Speech recognition reproducibility

facebookresearch / fairseq

Facebook AI Research Sequence-to-Sequence Toolkit written in Python.

MIT License

30.63k stars 6.42k forks source link

Speech recognition reproducibility #1139

Open Bobrosoft98 opened 5 years ago

Bobrosoft98 commented 5 years ago

Hi,

I am having trouble reproducing the speech recognition results. With the default settings, the model stagnates at 25% train accuracy. By employing a different optimizer, increasing the batch size and tuning the lr, I was able to reach 8% WER, but that is far from the claimed 5% without tuning.

Could you please provide additional info about your configuration (the model and number of GPUs, the total batch size), or even better: logs and/or model checkpoints?

Thank you.

huihuifan commented 5 years ago

@okhonko

carlosep93 commented 5 years ago

Hi,

I'm having similar results on 1 GPU for a different dataset. Could you share with us the parameters you used to improve the results?

Thank you

alexbie98 commented 5 years ago

hi, i was having similar issues but was able to do better with the default settings on one gpu by simulating the larger batch size with --update-freq 16

Bobrosoft98 commented 5 years ago

@alexbie98 I actually used this parameter when training on 1 GPU, and it didn't help. Can you elaborate on "do better"? Did you replicate the paper's WER?
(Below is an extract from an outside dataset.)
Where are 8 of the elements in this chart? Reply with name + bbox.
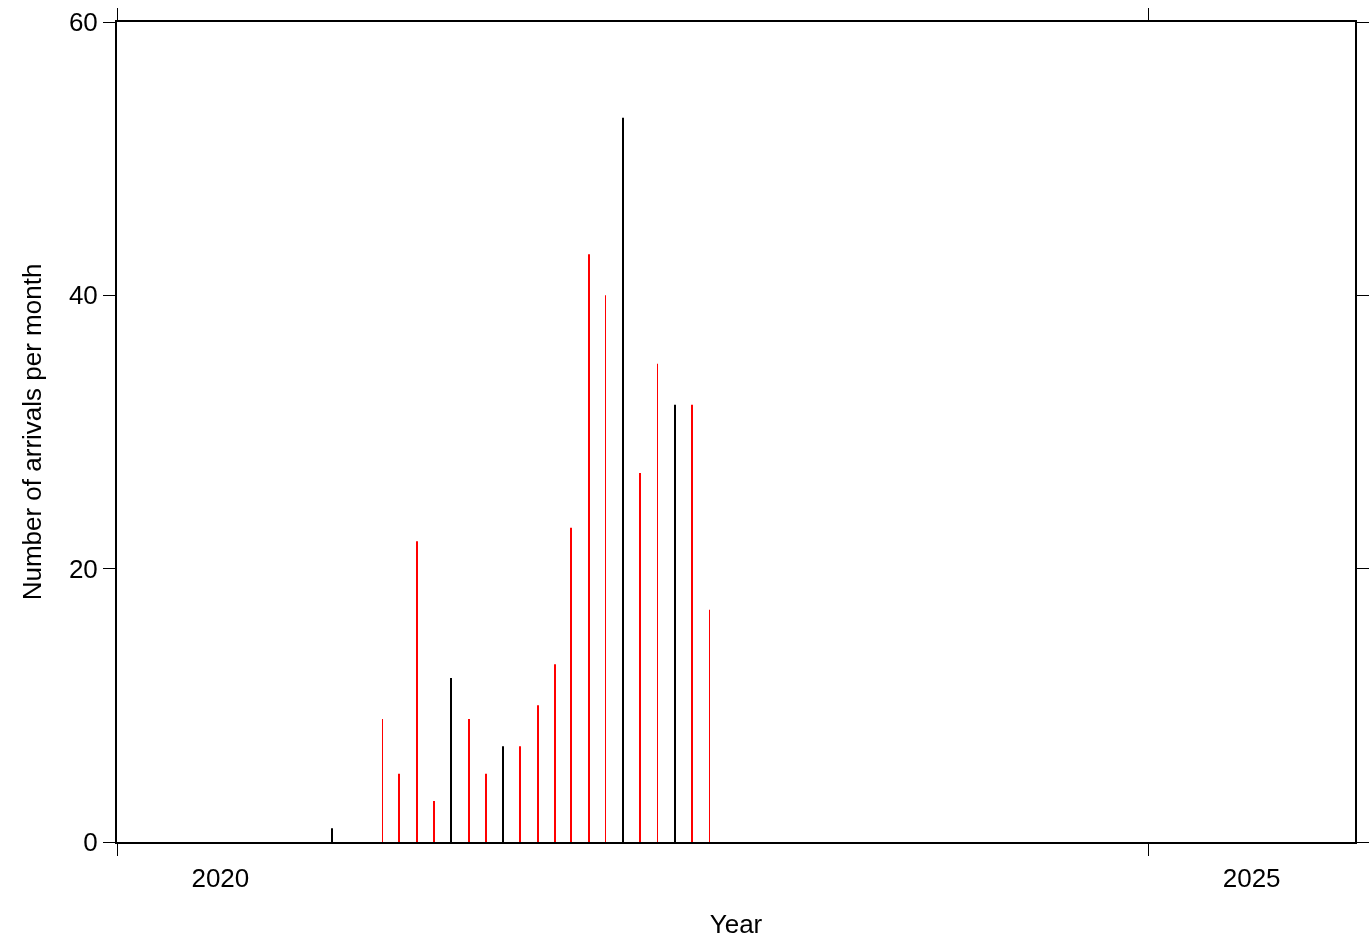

@carlosep93 My parameters were: --optimizer adam --lr 5e-4 --fp16 --memory-efficient-fp16 --warmup-updates 2500 --update-freq 4

I also changed the batching logic to pack as much data on each GPU as possible, resulting in the average batch size 670 for all 8 GPUs. Only after that it started properly training.

alexbie98 commented 5 years ago

right now it's at 96% train acc/91.7% valid acc after training for 5 days (epoch 31). Have not yet matched the reported WER, getting 9.9 on the current checkpoint. The loss/acc plateaus for a bit before dropping quite low.

https://i.imgur.com/XBL1TZo.png

Bobrosoft98 commented 5 years ago

Wow, that looks nice! What batch size do you have? Also, could you share the accuracy plot?

alexbie98 commented 5 years ago

https://i.imgur.com/dKadcXq.png

The effective batch size is 80k. My training command is the same as the one in the repo with --update-freq 16

Bobrosoft98 commented 5 years ago

Thanks for providing the plot! Are you sure about 80k? I think, the whole librispeech train set has around 200k utterances, which means 3 batches per epoch in your case.

alexbie98 commented 5 years ago

sorry 80k tokens*, using the default command's --max-tokens 5000 with --update-freq 16, the average number of sentences is around 60

edosyhptra commented 3 years ago

https://i.imgur.com/dKadcXq.png

The effective batch size is 80k. My training command is the same as the one in the repo with --update-freq 16 sorry for oot reply,

Could you share how do you plot the training accuracy?

alexbie98 commented 3 years ago

https://i.imgur.com/dKadcXq.png The effective batch size is 80k. My training command is the same as the one in the repo with --update-freq 16 sorry for oot reply,

Could you share how do you plot the training accuracy?

If I recall correctly, specifying a directory to --tensorboard-logdir will generate these plots viewable from tensorboard. I haven't used this a while though.

stale[bot] commented 3 years ago

This issue has been automatically marked as stale. If this issue is still affecting you, please leave any comment (for example, "bump"), and we'll keep it open. We are sorry that we haven't been able to prioritize it yet. If you have any new additional information, please include it with your comment!